Adapun, perlu disadari melalui sudut pandang pemikiran, pembicaran, dan melakukan sesuatu selaras dengan kebebasan atas kebaikan—yang dapat dipertanggungjawabkan. Sehingga terus menjadi agent dari jalan-jalan kultural. Dengan kata lain, Bahasa sederhanya; dapat menjadi sumber liyan akan kebaikan secara kultural. Hal ini selaras dengan pandangan Ki Hadjar Dewantara, salah satu peran pendidikan afektif itu: keluarga, langgar, dan kelas pendidikan.

Dasar tersebut akan termanifestasikan kepada realitas sosial yang ada di dunia pendidikan, yang dasar-dasarnya apakah bisa kita sadari itu bentuk intelekual dari Barat—yang masih kental dengan dikotomi kesadaran tidak merata. Tentu dalam memahami pendidikan, kebudayaan, dan rumpang intelektual.
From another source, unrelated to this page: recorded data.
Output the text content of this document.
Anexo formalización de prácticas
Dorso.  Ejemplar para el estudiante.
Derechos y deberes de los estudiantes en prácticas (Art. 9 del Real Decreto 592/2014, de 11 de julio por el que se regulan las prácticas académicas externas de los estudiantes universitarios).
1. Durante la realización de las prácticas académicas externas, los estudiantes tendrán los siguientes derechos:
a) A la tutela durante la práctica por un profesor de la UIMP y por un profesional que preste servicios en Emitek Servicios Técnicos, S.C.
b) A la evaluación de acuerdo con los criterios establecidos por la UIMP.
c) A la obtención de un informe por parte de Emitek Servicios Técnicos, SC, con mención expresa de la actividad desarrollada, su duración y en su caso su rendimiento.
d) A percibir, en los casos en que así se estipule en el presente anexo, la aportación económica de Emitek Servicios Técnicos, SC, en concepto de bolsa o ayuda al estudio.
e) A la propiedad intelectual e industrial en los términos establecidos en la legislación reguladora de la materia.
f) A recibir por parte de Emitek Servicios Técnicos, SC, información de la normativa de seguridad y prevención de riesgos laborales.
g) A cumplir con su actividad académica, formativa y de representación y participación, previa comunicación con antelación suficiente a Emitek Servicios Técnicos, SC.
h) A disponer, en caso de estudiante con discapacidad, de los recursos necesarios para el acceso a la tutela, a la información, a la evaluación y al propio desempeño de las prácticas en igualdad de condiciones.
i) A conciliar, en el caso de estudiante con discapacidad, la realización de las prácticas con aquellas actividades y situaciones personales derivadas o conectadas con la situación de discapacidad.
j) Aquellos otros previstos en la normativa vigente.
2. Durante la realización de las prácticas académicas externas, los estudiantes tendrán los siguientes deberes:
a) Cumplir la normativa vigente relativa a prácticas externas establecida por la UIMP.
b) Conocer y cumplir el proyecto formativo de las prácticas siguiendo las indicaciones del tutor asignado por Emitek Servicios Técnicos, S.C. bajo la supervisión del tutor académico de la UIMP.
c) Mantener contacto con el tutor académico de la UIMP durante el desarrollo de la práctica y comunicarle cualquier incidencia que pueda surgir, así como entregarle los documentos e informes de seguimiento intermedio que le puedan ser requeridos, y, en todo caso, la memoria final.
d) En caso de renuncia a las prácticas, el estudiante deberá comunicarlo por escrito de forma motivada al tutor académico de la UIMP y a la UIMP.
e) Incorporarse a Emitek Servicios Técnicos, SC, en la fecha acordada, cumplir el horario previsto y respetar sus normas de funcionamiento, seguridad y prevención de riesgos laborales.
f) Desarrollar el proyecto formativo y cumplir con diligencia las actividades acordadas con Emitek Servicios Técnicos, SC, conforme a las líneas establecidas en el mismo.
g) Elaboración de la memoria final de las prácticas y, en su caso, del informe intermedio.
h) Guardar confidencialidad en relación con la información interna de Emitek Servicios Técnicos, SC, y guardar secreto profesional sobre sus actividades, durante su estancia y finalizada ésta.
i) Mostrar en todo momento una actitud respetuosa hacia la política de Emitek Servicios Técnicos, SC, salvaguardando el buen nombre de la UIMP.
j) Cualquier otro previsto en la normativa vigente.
Dari fenomena di sekitar itu telah menyadari perlu secara baik tenaga pendidikan menjadikan peserta didik lebih membuka dada, bukan malah menutup diri.

Pertanyaannya adalah; apakah pendidikan kita ini kebarat-baratan? Atau ke-timur-timuran? Lalu filosofi apa yang dapat dikaji secara nalar oleh kita dalam memantapkan diri melawan kejanggalan arah pendidikan kita—yang seolah-olah disposisi arah juang di dunia pendidikan. Apakah kerumpangan pendidikan ini dapat menjadi rimpang, sesuai dengan esensi dan eksistensi.  

Darurat Pendidikan Kita

Urgensi negera terletak pada pendidikan. Berbicara pendidikan tentu tidak lepas dengan sebuah sudut pandang terhdap pendidikan formal, non-formal, dan informal, yang begitu akrab dengan kita. Tentu, akrab yang dimaksud kita memiliki kesadaran atas anggapan bahwa pendidikan itu penting. Namun tidak dengan yang tersandra dengan pandangan pendidikan itu buruk, tapi melepaskan dari pemahaman atas sistem. Lantas apakah urgensi negera tersebut berkaitan dengan kurang baiknya sistem, atau ada oknum pemangku kebijakan kurang bijak menerapkan dalam realitas, yang dampaknya masih asam dan kadang tawar dirasakan masyarakat.

Sistem pendidikan di negara Indonesia bagi masyarakat secara luas akan dirasa sudah baik. Bahkan dasar baik tersebut terletak pada sebuah tokoh besar pendidikan kita, yang dapat dikatakan telah mencetuskan sistem pendidikan sangat bagus. Hal ini telah menjadikan kita untuk terus menyangka, jika pendidikan kita sudah masuk pada sebuah elmen sangat luas jika berkaitan dengan sekarang. Karena secara filosofis yang telah dicetuskan oleh para pendiri telah direduksi, bahkan ada yang kurangi.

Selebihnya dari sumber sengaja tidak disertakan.